An EC2 instance configured to grant access to its IMDS v2 interface from its CMDS interface makes it easier for threat actors to clone a CodeCommit repository, browse its commit history, and obtain AWS credentials used to access that instance – giving them entry into the system and enabling them to execute commands at will and cause serious data breaches or disrupt customer trust, revenue or operations.
4. Keeping unused credentials around
Humans make mistakes, so it is nearly impossible to prevent every cloud misconfiguration incident that may arise. However, regular misconfiguration detection can help mitigate their effect by identifying and fixing incidents before they escalate into more serious issues.
As part of good practices and to safeguard security, credentials that are no longer needed should be invalidated from an account once they’re no longer needed. Unused credentials provide attackers with an entryway into your infrastructure that can lead them to compromise it completely – it is recommended that any credential that hasn’t been used in 45+ days should be disabled to eliminate this potential vulnerability.
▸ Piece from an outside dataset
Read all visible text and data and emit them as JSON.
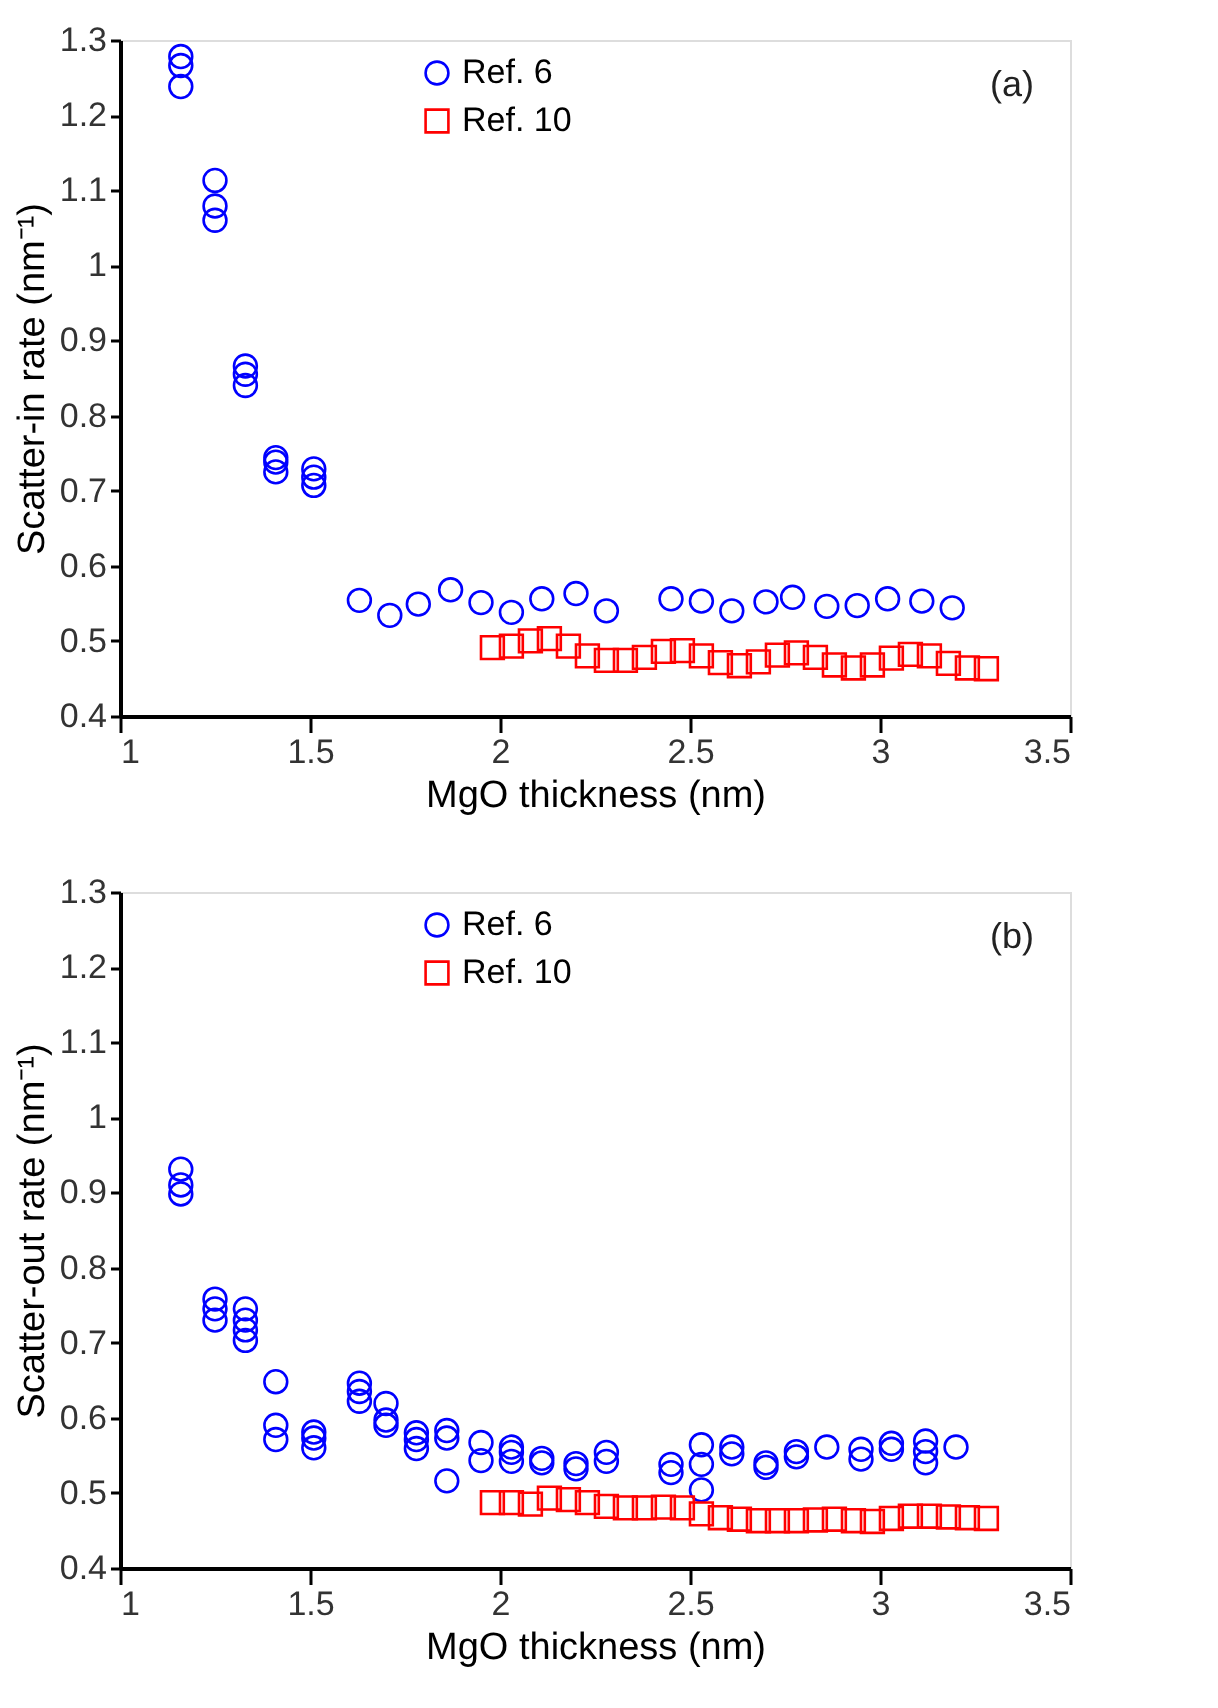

Misconfigurations in our highly connected world can expose data to the public and put both enterprises and their customers at risk of breach. Even without actual breach, trust issues between organizations and their customers may damage both parties over time.
Conclusion
Although AWS Shared Responsibility Model largely places security responsibilities on users, misconfigurations may still expose data and infrastructure to malicious actors. By adopting policies and practices as described herein, IT teams can reduce AWS EC2 misconfigurations that compromise data leaks or breaches and protect themselves.
Misconfigured Amazon S3 buckets pose a threat to sensitive corporate and customer data across industries, from the U.S. Department of Defense to Silicon Valley tech titans. Mistakes made with Amazon S3 bucket configuration are one of the primary causes of 2021 data breaches; to reduce their likelihood, it’s essential that individuals understand why mistakes like these arise and take proactive measures against them.
Datadog can be a powerful way of discovering any issues with Amazon EC2 performance metrics. Users can tag instances and organize them based on dozens of criteria, making it simple to aggregate and correlate metrics that reveal performance issues that impact end users. Take advantage of a free 14-day trial of Datadog now and witness its power firsthand!